The giant question, of course, is whether anyone can trace anything conclusively. Since plausible denial is so effective in the physical world, I suspect technology will generate the same results only faster. Sloppy work by the spies will lead to convictions, but otherwise there will be a tangled web of dead ends to sift through, creating demand for better correlation and monitoring tools.

Cybersecurity Act of 2009

The US Congress is reviewing proposed legislation that gives the President the ability to disconnect any federal government or critical infrastructure cyber (for lack of a better word) system. The Cybersecurity Act, also known as Rockefeller/Snowe, begins ominously:

9 The Congress finds the following:
10 (1) America’s failure to protect cyberspace is
11 one of the most urgent national security problems
12 facing the country.

It then provides quotes from a number of sources that say technology underpins the economy and is significantly weaker than more conventional infrastructure. Here is number ten, for example:

1 (10) According to the National Journal, Mike
2 McConnell, the former Director of National Intel
3 ligence, told President Bush in May 2007 that if the
4 9/11 attackers had chosen computers instead of air
5 planes as their weapons and had waged a massive
6 assault on a U.S. bank, the economic consequences
7 would have been ‘‘an order of magnitude greater’’
8 than those cased by the physical attack on the
9 World Trade Center. Mike McConnell has subse
10 quently referred to cybersecurity as the ‘‘soft under
11 belly of this country.’’

Scary. But help is on the way. A Cybersecurity Advisory Panel is to be created that will represent everyone and advise the President. Paller must be crushed that this does not just say SANS will be given the task…

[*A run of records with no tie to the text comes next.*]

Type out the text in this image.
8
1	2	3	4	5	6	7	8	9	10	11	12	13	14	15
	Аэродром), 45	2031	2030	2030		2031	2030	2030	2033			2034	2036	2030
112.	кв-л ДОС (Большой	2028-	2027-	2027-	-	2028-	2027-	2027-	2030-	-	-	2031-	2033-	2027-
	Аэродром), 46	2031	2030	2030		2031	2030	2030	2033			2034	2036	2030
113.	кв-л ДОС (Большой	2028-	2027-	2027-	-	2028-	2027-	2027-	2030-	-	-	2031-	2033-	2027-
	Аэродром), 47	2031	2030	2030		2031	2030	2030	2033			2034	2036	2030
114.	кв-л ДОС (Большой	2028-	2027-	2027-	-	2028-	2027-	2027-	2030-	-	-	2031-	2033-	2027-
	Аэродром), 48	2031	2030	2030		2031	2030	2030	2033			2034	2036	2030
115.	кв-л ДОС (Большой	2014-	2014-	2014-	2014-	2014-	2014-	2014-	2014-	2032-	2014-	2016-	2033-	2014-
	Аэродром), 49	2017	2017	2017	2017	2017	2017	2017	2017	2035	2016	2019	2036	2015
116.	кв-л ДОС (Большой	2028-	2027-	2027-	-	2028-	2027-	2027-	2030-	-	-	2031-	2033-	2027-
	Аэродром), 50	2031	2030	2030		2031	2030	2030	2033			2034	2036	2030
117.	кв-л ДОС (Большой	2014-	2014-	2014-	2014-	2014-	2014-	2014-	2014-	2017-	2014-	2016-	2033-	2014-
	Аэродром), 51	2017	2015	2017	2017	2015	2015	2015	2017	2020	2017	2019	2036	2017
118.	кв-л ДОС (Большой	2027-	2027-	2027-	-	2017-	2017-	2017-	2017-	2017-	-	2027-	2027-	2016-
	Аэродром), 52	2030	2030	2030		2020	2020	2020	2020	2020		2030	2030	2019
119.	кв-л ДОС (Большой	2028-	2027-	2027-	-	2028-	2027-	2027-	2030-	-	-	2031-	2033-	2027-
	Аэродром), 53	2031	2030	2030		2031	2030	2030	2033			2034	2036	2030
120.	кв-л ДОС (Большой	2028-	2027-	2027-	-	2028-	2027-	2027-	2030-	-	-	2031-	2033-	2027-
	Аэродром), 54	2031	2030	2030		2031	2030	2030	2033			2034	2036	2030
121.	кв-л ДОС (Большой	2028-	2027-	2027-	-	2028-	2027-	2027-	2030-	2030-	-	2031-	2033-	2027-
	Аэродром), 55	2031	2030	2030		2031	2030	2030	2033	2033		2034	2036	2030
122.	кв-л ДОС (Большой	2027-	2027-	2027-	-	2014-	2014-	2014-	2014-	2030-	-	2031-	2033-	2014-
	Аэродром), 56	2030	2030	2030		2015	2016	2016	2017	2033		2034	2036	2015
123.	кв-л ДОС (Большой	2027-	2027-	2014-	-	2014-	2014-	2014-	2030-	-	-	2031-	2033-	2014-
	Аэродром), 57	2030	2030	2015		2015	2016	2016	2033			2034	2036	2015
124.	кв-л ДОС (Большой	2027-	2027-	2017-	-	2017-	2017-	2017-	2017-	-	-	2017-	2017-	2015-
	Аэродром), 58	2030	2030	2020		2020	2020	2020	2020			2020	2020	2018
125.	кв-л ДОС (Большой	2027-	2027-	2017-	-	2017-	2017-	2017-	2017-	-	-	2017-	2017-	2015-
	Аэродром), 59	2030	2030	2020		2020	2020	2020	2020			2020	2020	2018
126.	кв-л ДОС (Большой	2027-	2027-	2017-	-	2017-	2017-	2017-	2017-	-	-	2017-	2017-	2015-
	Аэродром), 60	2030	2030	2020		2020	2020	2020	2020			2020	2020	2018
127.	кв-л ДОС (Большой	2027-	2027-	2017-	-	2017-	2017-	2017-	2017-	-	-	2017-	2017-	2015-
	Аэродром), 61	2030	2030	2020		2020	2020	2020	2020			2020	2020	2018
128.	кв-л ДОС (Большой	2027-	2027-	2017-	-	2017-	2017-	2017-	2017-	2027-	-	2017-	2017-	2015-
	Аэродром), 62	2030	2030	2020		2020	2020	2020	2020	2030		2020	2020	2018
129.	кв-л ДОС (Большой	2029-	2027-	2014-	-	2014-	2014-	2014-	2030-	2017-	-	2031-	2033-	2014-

One of the more interesting tasks is a monitoring dashboard assigned to the Secretary of Commerce.

20 …implement
21 a system to provide dynamic, comprehensive, real
22 time cybersecurity status and vulnerability informa
23 tion of all Federal government information systems
24 and networks managed by the Department of Com
25 merce

In a similar vein, the Director of NIST is expected to build a dashboard to measure and illustrate the economics of cyber security.

21 These
22 metrics should measure risk reduction and the cost
23 of defense. The research shall include the develop
24 ment automated tools to assess vulnerability and
25 compliance.

I get where they were trying to go with all this, but it really rough around the edges. The enforcement section is practically empty and ideas like the vulnerability specification language that will “communicate vulnerability data to software users in real time” seem strangely out of place. Do we really need a vulnerability language in a federal act? Who wants secure domain name addressing system run out of a federal mandate?

Hard not to notice that there also is a provision for mandatory cybersecurity professional licensing. I think it is great that information security is getting a big focus in the stimulus and infrastructure projects but I find it hard to believe anyone will really support so much power being placed under the executive branch.

FAA Breach

The big deal about this story is that the FAA was being held up as an example when it was breached.

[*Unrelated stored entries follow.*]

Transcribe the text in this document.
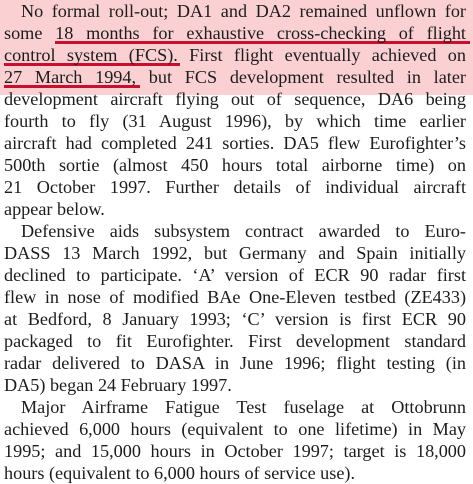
No formal roll-out; DA1 and DA2 remained unflown for
some 18 months for exhaustive cross-checking of flight
control system (FCS). First flight eventually achieved on
27 March 1994, but FCS development resulted in later
development aircraft flying out of sequence, DA6 being
fourth to fly (31 August 1996), by which time earlier
aircraft had completed 241 sorties. DA5 flew Eurofighter’s
500th sortie (almost 450 hours total airborne time) on
21 October 1997. Further details of individual aircraft
appear below.
Defensive aids subsystem contract awarded to Euro-
DASS 13 March 1992, but Germany and Spain initially
declined to participate. ‘A’ version of ECR 90 radar first
flew in nose of modified BAe One-Eleven testbed (ZE433)
at Bedford, 8 January 1993; ‘C’ version is first ECR 90
packaged to fit Eurofighter. First development standard
radar delivered to DASA in June 1996; flight testing (in
DA5) began 24 February 1997.
Major Airframe Fatigue Test fuselage at Ottobrunn
achieved 6,000 hours (equivalent to one lifetime) in May
1995; and 15,000 hours in October 1997; target is 18,000
hours (equivalent to 6,000 hours of service use).
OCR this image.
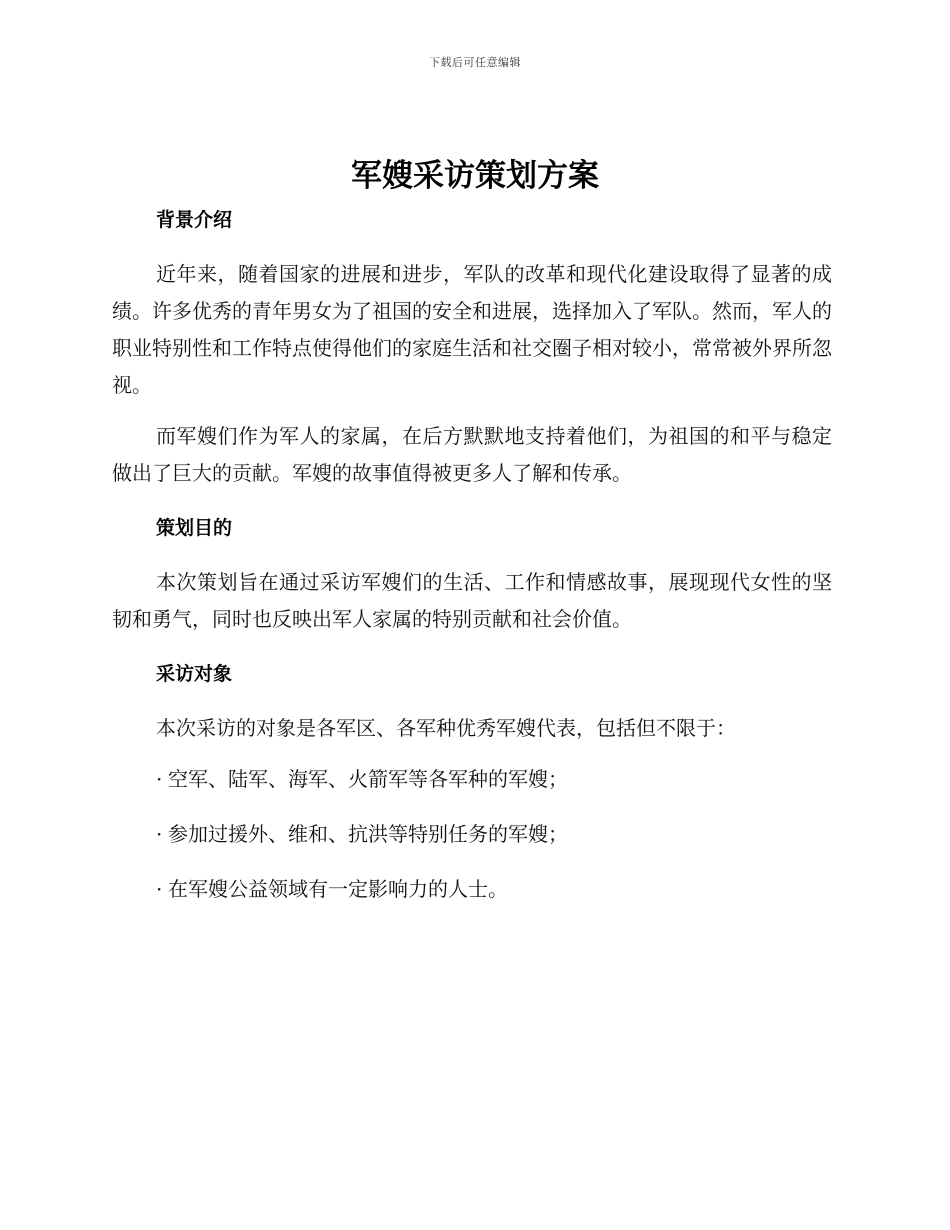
下载后可任意编辑
军嫂采访策划方案
背景介绍

近年来，随着国家的进展和进步，军队的改革和现代化建设取得了显著的成绩。许多优秀的青年男女为了祖国的安全和进展，选择加入了军队。然而，军人的职业特别性和工作特点使得他们的家庭生活和社交圈子相对较小，常常被外界所忽视。

而军嫂们作为军人的家属，在后方默默地支持着他们，为祖国的和平与稳定做出了巨大的贡献。军嫂的故事值得被更多人了解和传承。

策划目的

本次策划旨在通过采访军嫂们的生活、工作和情感故事，展现现代女性的坚韧和勇气，同时也反映出军人家属的特别贡献和社会价值。

采访对象

本次采访的对象是各军区、各军种优秀军嫂代表，包括但不限于：

· 空军、陆军、海军、火箭军等各军种的军嫂；
· 参加过援外、维和、抗洪等特别任务的军嫂；
· 在军嫂公益领域有一定影响力的人士。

The Federal Aviation Administration was doing such a good job at protecting data in its computer systems that the Office of Management and Budget chose it in January to be one of four agencies to guide other federal agencies in their cybersecurity efforts.

Just a month later, FAA officials had to admit that hackers breached one of the agency’s servers, stealing 48 files. Two of the files contained information on 45,000 current and former FAA employees, including sensitive information that could potentially make them vulnerable to identity theft.

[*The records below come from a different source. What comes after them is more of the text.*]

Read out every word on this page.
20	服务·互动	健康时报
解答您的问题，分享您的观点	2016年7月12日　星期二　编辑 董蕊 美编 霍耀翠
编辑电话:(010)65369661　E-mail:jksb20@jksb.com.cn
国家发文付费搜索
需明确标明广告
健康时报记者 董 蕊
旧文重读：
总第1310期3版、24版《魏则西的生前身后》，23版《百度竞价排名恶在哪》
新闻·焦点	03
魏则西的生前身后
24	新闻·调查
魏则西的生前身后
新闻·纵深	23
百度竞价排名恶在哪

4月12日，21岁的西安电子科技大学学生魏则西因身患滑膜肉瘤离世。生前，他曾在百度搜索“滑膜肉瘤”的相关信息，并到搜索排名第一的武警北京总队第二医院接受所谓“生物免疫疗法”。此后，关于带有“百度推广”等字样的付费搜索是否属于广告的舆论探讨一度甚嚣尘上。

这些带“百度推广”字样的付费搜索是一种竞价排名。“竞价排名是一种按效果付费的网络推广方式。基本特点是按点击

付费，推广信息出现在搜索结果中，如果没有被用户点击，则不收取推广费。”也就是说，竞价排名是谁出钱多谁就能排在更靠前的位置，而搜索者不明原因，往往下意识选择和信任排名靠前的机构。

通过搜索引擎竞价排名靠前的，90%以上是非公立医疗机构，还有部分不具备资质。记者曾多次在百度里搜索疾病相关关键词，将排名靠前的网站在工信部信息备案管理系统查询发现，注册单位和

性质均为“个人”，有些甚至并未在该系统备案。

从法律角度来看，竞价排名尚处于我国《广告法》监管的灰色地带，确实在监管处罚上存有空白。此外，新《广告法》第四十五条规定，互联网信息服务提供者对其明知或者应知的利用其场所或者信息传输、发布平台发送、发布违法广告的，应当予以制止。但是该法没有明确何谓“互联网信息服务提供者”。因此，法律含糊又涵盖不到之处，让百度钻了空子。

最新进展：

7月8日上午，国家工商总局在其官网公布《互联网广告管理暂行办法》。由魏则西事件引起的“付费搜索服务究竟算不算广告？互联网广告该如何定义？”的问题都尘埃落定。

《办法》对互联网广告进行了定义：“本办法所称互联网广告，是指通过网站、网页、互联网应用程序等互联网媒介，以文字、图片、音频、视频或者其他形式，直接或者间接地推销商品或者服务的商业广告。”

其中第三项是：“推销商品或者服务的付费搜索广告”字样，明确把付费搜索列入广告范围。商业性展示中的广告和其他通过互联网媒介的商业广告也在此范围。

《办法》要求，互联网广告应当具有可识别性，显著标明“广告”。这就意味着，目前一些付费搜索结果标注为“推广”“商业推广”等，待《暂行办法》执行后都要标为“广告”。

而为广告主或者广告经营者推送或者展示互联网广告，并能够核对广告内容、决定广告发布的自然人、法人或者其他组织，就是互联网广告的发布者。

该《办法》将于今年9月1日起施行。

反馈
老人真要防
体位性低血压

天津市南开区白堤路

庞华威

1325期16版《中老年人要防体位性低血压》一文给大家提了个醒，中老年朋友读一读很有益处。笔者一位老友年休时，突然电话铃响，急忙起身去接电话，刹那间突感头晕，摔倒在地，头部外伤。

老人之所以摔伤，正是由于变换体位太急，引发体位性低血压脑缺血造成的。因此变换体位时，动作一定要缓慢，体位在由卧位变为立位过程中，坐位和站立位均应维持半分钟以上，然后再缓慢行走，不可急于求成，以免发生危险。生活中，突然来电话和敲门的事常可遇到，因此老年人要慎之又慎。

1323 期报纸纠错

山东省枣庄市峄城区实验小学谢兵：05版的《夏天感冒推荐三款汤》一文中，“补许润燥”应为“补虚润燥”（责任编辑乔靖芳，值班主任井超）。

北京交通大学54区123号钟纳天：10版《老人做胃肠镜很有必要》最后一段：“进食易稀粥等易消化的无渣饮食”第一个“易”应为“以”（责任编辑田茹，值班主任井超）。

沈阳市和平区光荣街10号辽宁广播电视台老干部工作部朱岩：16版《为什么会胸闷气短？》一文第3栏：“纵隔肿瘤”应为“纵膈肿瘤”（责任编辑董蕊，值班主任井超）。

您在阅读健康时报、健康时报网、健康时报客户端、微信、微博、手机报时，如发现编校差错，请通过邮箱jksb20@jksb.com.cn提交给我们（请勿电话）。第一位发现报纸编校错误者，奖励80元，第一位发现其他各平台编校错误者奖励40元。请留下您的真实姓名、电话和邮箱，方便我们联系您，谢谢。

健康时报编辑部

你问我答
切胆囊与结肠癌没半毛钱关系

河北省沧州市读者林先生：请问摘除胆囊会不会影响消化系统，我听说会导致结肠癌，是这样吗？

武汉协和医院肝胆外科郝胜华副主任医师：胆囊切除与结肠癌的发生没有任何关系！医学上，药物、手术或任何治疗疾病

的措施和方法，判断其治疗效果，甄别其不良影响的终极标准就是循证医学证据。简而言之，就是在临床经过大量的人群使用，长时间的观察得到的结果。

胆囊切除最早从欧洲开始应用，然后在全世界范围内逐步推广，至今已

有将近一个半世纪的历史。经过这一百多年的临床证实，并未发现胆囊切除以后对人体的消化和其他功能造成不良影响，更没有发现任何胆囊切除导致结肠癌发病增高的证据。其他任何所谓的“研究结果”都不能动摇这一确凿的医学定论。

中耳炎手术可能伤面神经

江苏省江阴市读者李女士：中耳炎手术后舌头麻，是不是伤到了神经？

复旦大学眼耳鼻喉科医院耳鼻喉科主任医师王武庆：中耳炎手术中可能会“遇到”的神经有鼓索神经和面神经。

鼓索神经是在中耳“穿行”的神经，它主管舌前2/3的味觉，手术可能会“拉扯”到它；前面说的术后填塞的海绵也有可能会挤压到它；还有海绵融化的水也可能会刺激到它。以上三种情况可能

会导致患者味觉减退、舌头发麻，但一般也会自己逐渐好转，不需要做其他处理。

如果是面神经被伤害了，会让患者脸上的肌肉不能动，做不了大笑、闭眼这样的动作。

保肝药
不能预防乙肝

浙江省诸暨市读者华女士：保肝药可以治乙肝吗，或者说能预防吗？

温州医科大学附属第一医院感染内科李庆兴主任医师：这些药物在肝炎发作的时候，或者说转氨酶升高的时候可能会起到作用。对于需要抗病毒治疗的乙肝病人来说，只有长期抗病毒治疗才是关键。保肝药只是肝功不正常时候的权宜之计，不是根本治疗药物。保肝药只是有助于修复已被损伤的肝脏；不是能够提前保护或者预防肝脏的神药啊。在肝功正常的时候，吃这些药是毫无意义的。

Nothing too shocking there. We all know that nothing is perfect and that is why defense in depth is a necessary approach. The authors try to put this another way.

The security breach, although significant and potentially far reaching, is not necessarily a reflection on FAA’s security measures. Rather, it demonstrates the problems of securing federal computer systems and difficulty in evading every potential attack.

Why is it not a reflection? I say that it is, but it also demonstrates the problems of securing systems, as well as the problems of holding someone up as an example of secure practices. The OMB might have considered the FAA a leader, but a comment after the article highlights a different picture:

The Personally Identifiable Information (PII) should not have been archived (the data stolen was from 2006) without the SSNs being removed, it should have been encrypted, it should not have been on a Dev Server (it was being used for developing applications), it should have never been connected to a public network, and it should never have been released to anyone as a “test file”. All of these things were a violation of DOT orders, FAA orders, and federal law. The rules were in place to protect the data, but they were ignored/violated.

If the comment is accurate, the FAA made several clear mistakes that should have been caught internally, and the OMB was too lenient in their assessment of progress.